Final assessment not possible

However, that does not mean that the military is generally prohibited from operating near civilians and civilian facilities, says Alexander Wentker, research associate at the Max Planck Institute for Comparative Public Law and International Law. This is not even possible in practice. “Under international law, the defending party is therefore obliged to endeavor to remove the civilian population and civilian objects from the vicinity of military targets, as far as possible.”

This also includes avoiding setting up military targets within or near densely populated areas. However, it was not possible to conclusively evaluate Amnesty’s allegations because of the multitude of circumstances that play a role. “In order to assess Ukraine’s compliance or violation of these obligations, further, more detailed background information on the cases listed by Amnesty International would be required.”

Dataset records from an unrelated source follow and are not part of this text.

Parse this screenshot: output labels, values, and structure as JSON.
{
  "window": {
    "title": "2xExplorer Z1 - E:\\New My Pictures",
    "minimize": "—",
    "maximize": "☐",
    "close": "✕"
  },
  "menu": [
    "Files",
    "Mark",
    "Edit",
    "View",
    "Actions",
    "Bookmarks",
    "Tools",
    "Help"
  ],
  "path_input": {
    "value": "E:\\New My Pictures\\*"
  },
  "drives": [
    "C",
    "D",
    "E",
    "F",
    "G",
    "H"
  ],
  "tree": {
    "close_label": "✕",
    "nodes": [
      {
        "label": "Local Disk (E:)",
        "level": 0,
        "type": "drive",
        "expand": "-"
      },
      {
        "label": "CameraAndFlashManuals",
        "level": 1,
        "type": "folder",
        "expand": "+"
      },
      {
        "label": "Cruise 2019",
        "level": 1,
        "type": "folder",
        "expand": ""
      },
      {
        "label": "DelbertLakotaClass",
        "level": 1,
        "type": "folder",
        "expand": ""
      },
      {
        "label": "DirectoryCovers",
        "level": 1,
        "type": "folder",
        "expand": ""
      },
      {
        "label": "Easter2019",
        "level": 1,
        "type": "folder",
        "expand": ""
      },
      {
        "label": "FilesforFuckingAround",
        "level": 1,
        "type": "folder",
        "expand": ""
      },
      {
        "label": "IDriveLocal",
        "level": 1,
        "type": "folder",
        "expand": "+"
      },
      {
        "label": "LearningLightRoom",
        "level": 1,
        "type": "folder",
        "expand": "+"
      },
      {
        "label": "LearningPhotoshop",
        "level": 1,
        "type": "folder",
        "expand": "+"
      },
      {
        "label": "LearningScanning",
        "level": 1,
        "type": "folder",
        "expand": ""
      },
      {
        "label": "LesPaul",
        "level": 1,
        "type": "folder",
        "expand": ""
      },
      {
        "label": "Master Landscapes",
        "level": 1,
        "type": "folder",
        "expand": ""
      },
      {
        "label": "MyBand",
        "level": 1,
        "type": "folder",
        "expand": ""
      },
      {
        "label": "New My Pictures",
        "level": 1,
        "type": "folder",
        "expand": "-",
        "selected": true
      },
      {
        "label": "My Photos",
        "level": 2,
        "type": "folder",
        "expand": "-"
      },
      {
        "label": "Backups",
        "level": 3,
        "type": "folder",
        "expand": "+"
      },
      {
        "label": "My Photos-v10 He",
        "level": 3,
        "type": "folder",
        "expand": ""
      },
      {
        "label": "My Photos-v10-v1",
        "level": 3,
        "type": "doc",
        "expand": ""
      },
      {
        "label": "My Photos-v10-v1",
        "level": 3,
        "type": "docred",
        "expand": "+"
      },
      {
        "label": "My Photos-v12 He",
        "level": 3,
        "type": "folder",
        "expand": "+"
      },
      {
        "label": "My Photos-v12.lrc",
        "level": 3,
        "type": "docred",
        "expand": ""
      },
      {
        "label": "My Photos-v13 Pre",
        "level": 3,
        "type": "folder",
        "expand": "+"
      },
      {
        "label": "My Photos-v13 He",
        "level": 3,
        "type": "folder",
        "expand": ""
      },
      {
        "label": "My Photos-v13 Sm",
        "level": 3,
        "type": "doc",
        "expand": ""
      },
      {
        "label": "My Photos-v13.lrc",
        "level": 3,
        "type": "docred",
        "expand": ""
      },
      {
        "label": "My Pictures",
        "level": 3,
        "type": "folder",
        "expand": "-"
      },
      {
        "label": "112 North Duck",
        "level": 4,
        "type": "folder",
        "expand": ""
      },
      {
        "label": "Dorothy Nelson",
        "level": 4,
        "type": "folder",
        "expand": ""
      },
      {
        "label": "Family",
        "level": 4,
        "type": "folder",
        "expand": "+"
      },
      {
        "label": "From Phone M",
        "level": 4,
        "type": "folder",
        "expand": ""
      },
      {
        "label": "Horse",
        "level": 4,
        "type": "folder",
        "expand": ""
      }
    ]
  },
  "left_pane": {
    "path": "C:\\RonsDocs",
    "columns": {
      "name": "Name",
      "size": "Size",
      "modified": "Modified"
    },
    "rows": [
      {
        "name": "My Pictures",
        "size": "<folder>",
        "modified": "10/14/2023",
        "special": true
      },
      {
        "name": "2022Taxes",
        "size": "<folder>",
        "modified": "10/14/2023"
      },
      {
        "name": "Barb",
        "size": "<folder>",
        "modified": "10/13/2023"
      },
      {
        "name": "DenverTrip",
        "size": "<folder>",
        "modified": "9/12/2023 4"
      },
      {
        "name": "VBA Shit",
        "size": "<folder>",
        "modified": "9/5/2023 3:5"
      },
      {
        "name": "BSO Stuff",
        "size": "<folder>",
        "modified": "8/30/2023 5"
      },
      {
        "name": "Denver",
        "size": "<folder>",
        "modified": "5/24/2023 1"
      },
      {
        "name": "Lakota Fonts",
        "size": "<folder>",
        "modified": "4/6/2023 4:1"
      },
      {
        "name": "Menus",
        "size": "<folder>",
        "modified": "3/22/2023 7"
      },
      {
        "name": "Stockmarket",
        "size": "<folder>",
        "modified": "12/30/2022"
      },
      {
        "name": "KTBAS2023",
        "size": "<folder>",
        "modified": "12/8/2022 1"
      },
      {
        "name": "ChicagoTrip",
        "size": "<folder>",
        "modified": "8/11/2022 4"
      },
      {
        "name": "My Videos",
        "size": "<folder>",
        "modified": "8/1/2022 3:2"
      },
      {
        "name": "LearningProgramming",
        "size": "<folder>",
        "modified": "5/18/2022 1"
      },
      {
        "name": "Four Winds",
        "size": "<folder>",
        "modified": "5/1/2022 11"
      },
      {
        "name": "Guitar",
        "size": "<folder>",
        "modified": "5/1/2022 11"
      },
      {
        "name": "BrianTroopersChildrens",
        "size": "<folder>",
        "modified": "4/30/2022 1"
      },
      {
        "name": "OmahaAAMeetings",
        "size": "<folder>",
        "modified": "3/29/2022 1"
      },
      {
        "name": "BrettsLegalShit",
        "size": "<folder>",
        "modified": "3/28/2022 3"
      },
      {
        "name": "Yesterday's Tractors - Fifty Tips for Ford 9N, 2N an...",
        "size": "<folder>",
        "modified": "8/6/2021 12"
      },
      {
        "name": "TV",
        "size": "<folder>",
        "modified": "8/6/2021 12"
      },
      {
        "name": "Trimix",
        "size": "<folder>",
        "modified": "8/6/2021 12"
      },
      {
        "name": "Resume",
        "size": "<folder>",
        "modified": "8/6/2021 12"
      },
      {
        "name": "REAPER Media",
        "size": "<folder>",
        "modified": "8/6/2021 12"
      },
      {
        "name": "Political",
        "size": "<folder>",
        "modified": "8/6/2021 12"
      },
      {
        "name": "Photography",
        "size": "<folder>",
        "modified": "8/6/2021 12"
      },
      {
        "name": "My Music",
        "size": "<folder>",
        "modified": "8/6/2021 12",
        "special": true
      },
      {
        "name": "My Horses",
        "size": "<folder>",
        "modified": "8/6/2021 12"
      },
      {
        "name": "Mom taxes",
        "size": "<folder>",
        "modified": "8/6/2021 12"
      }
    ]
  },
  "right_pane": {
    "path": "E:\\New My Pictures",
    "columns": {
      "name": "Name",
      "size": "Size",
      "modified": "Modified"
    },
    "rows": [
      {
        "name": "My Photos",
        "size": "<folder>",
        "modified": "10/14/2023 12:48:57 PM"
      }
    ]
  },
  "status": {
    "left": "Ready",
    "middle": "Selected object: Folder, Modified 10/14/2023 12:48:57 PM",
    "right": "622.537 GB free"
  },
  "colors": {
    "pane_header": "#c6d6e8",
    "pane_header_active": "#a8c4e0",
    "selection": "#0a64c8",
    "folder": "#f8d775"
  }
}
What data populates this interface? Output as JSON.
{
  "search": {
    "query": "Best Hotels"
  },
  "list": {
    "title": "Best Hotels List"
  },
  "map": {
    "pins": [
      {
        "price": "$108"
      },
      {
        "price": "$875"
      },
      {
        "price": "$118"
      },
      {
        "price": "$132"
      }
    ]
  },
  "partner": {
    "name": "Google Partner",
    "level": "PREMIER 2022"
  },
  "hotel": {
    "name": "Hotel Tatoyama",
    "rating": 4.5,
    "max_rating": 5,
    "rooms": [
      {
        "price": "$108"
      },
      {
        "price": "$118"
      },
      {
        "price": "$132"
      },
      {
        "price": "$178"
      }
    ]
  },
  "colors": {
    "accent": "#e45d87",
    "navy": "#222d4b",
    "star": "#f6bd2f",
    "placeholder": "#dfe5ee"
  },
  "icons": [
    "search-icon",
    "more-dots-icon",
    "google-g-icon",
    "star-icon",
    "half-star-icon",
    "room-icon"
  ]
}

Stefan Oeter, professor at the Faculty of Law at the University of Hamburg, believes it is conceivable that the Russian military could use the Amnesty report as an excuse to specifically attack civilian facilities. “But the Russian armed forces clearly don’t care about the rules of international humanitarian law anyway and attack purely civilian targets indiscriminately,” he says.

In any case, international law does not allow an attacking party to accept any “collateral damage,” said Oeter. This applies, among other things, to attacks on “militarily subordinate targets” in which “excessively high accompanying damage to the civilian population” would be accepted.